University College Dublin (UCD) was bombarded with complaints and correspondence from students, graduates, staff members, and other medical practitioners about the continued employment of Dolores Cahill at the university.
The college was told it was putting its reputation at risk, that public pronouncements on the Covid-19 pandemic were a “stain” on the university, and that it was at risk of losing research funding.
In one email, Professor William Gallagher — the former director of UCD’s Conway Institute — wrote of his concerns about damage to the university, referring specifically to some of Ms Cahill’s activities including the setting up of her ‘Freedom Airway’.
He wrote: “In addition to clear adverse impacts on public health, [these] actions are leading to significant negative effects also on UCD's reputation both nationally and internationally.
“Indeed, feedback has been relayed to me from a major funder of research that inaction on behalf of UCD on this issue could lead to severe impacts on downstream funding, due to associated reputational damage.”
One GP — a former student of UCD — wrote about how some of his patients were repeating misinformation that had been spread by Ms Cahill and others.
They said: “Every week, I have a patient asking me about these rumours that they have heard about the vaccines. Some are my [redacted], others are younger.
“Although they are entitled to have had at least one vaccine [dose] so far, they have not taken up the offer due to the flood of misinformation. This is mostly on social media.”

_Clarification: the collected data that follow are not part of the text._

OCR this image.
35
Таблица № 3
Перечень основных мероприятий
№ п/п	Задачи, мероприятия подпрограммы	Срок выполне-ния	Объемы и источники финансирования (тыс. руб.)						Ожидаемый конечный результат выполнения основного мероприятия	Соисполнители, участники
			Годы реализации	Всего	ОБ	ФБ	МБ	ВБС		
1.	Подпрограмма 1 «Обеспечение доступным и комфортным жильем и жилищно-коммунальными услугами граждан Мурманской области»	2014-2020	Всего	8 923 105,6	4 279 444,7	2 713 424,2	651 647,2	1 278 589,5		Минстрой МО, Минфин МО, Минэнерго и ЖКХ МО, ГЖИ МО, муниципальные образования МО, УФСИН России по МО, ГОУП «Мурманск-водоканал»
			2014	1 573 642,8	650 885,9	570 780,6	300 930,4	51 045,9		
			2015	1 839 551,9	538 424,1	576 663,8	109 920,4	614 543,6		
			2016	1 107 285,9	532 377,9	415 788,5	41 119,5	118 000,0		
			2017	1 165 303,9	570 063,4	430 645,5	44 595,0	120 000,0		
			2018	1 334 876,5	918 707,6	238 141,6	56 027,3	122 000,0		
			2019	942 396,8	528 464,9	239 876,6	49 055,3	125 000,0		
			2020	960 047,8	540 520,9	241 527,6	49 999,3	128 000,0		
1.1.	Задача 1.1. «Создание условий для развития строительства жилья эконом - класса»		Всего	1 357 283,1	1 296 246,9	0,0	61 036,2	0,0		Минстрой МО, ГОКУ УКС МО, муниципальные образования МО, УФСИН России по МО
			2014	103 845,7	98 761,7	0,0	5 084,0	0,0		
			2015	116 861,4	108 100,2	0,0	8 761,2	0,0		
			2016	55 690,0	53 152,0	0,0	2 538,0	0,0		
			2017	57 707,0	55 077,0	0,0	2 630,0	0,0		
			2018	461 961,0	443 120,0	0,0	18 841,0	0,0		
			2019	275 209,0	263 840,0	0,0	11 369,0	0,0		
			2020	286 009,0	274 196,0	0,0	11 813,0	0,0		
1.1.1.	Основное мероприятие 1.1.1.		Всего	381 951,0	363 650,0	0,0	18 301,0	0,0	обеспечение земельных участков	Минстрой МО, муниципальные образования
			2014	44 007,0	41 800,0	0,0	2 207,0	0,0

A lecturer at another third-level institution also wrote to say that Ms Cahill planned to organise anti-lockdown rallies around the country.

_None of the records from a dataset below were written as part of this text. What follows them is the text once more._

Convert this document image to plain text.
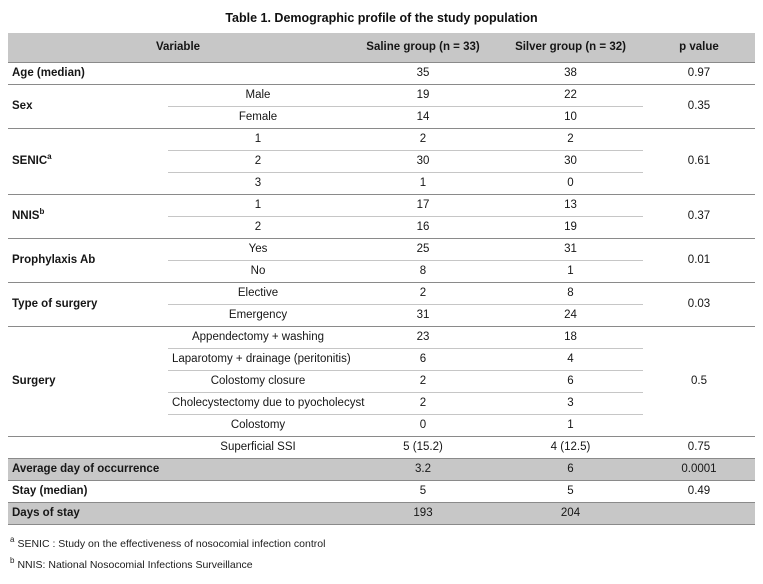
Table 1. Demographic profile of the study population
Variable		Saline group (n = 33)	Silver group (n = 32)	p value
Age (median)		35	38	0.97
Sex	Male	19	22	0.35
	Female	14	10	
SENIC$^a$	1	2	2	0.61
	2	30	30	
	3	1	0	
NNIS$^b$	1	17	13	0.37
	2	16	19	
Prophylaxis Ab	Yes	25	31	0.01
	No	8	1	
Type of surgery	Elective	2	8	0.03
	Emergency	31	24	
Surgery	Appendectomy + washing	23	18	0.5
	Laparotomy + drainage (peritonitis)	6	4	
	Colostomy closure	2	6	
	Cholecystectomy due to pyocholecyst	2	3	
	Colostomy	0	1	
	Superficial SSI	5 (15.2)	4 (12.5)	0.75
Average day of occurrence		3.2	6	0.0001
Stay (median)		5	5	0.49
Days of stay		193	204	
$^a$ SENIC : Study on the effectiveness of nosocomial infection control
$^b$ NNIS: National Nosocomial Infections Surveillance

He wrote: “There is no way [she] can do this in present circumstances without breaching the regulations that are in place in this country. [It] is a disgrace to UCD.”

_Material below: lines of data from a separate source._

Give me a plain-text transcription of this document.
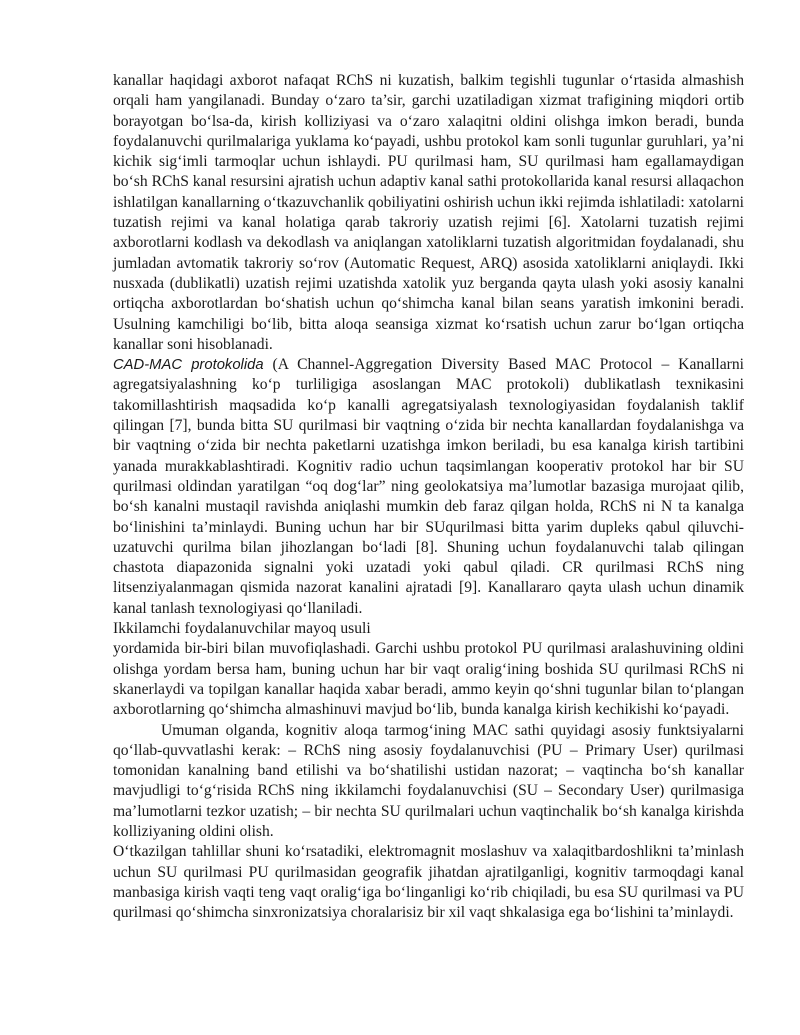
kanallar haqidagi axborot nafaqat RChS ni kuzatish, balkim tegishli tugunlar o‘rtasida almashish orqali ham yangilanadi. Bunday o‘zaro ta’sir, garchi uzatiladigan xizmat trafigining miqdori ortib borayotgan bo‘lsa-da, kirish kolliziyasi va o‘zaro xalaqitni oldini olishga imkon beradi, bunda foydalanuvchi qurilmalariga yuklama ko‘payadi, ushbu protokol kam sonli tugunlar guruhlari, ya’ni kichik sig‘imli tarmoqlar uchun ishlaydi. PU qurilmasi ham, SU qurilmasi ham egallamaydigan bo‘sh RChS kanal resursini ajratish uchun adaptiv kanal sathi protokollarida kanal resursi allaqachon ishlatilgan kanallarning o‘tkazuvchanlik qobiliyatini oshirish uchun ikki rejimda ishlatiladi: xatolarni tuzatish rejimi va kanal holatiga qarab takroriy uzatish rejimi [6]. Xatolarni tuzatish rejimi axborotlarni kodlash va dekodlash va aniqlangan xatoliklarni tuzatish algoritmidan foydalanadi, shu jumladan avtomatik takroriy so‘rov (Automatic Request, ARQ) asosida xatoliklarni aniqlaydi. Ikki nusxada (dublikatli) uzatish rejimi uzatishda xatolik yuz berganda qayta ulash yoki asosiy kanalni ortiqcha axborotlardan bo‘shatish uchun qo‘shimcha kanal bilan seans yaratish imkonini beradi. Usulning kamchiligi bo‘lib, bitta aloqa seansiga xizmat ko‘rsatish uchun zarur bo‘lgan ortiqcha kanallar soni hisoblanadi.

CAD-MAC protokolida (A Channel-Aggregation Diversity Based MAC Protocol – Kanallarni agregatsiyalashning ko‘p turliligiga asoslangan MAC protokoli) dublikatlash texnikasini takomillashtirish maqsadida ko‘p kanalli agregatsiyalash texnologiyasidan foydalanish taklif qilingan [7], bunda bitta SU qurilmasi bir vaqtning o‘zida bir nechta kanallardan foydalanishga va bir vaqtning o‘zida bir nechta paketlarni uzatishga imkon beriladi, bu esa kanalga kirish tartibini yanada murakkablashtiradi. Kognitiv radio uchun taqsimlangan kooperativ protokol har bir SU qurilmasi oldindan yaratilgan “oq dog‘lar” ning geolokatsiya ma’lumotlar bazasiga murojaat qilib, bo‘sh kanalni mustaqil ravishda aniqlashi mumkin deb faraz qilgan holda, RChS ni N ta kanalga bo‘linishini ta’minlaydi. Buning uchun har bir SUqurilmasi bitta yarim dupleks qabul qiluvchi-uzatuvchi qurilma bilan jihozlangan bo‘ladi [8]. Shuning uchun foydalanuvchi talab qilingan chastota diapazonida signalni yoki uzatadi yoki qabul qiladi. CR qurilmasi RChS ning litsenziyalanmagan qismida nazorat kanalini ajratadi [9]. Kanallararo qayta ulash uchun dinamik kanal tanlash texnologiyasi qo‘llaniladi.

Ikkilamchi foydalanuvchilar mayoq usuli

yordamida bir-biri bilan muvofiqlashadi. Garchi ushbu protokol PU qurilmasi aralashuvining oldini olishga yordam bersa ham, buning uchun har bir vaqt oralig‘ining boshida SU qurilmasi RChS ni skanerlaydi va topilgan kanallar haqida xabar beradi, ammo keyin qo‘shni tugunlar bilan to‘plangan axborotlarning qo‘shimcha almashinuvi mavjud bo‘lib, bunda kanalga kirish kechikishi ko‘payadi.

Umuman olganda, kognitiv aloqa tarmog‘ining MAC sathi quyidagi asosiy funktsiyalarni qo‘llab-quvvatlashi kerak: – RChS ning asosiy foydalanuvchisi (PU – Primary User) qurilmasi tomonidan kanalning band etilishi va bo‘shatilishi ustidan nazorat; – vaqtincha bo‘sh kanallar mavjudligi to‘g‘risida RChS ning ikkilamchi foydalanuvchisi (SU – Secondary User) qurilmasiga ma’lumotlarni tezkor uzatish; – bir nechta SU qurilmalari uchun vaqtinchalik bo‘sh kanalga kirishda kolliziyaning oldini olish.

O‘tkazilgan tahlillar shuni ko‘rsatadiki, elektromagnit moslashuv va xalaqitbardoshlikni ta’minlash uchun SU qurilmasi PU qurilmasidan geografik jihatdan ajratilganligi, kognitiv tarmoqdagi kanal manbasiga kirish vaqti teng vaqt oralig‘iga bo‘linganligi ko‘rib chiqiladi, bu esa SU qurilmasi va PU qurilmasi qo‘shimcha sinxronizatsiya choralarisiz bir xil vaqt shkalasiga ega bo‘lishini ta’minlaydi.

Another person wrote to ask how the university could continue to ask for “donations for teaching and research” while employing a person who minimised Covid-19 and its risk.
Their email said: “I ask that you treat this matter with the seriousness and urgency it requires.”
Another email said it was “embarrassing” that the university had a “Trumpesque, anti-vaccine, anti-mask, anti-lockdown lecturer” on their payroll.
Another student wrote to say the college had only ever “deflected” when it came to criticism on the matter.
“You cannot continue to employ a scientist, who does not believe a science,” they said.
Several emails of support were also received, several of which appeared to be a cut and paste of the same material.
They all began with the sentence: “I strongly object to what appears to be a witch hunt … by persons associated with UCD.”
Internal UCD emails detailed suspicions that it was part of an organised campaign: “No doubt there will be more as it appears that these individuals are acting as some kind of co-ordinated lobby group, given the opening line in most of the emails is identical.”
Another wrote to ask why the university were not supporting their staff against a “corrupt media” and “the corruption of the medical world”.
A meeting of their human resources, legal department, and staff from the School of Medicine took place at which it was decided the college could not comment on the “staff matters” involved.
However, the university’s communications team were told they could say the views did not represent the position of UCD and that the staff member was not scheduled to teach or coordinate any modules that term.
Although Ms Cahill’s name has been redacted from the records, many of them make direct reference to public comments she made and activities she was involved in.
These included a notorious incident where she was refused access to a count centre after refusing to wear a mask.
In September, it was reported that she had left her job at the university just months after applying for retirement from her position.
UCD did not respond to a request for comment on the records that they released.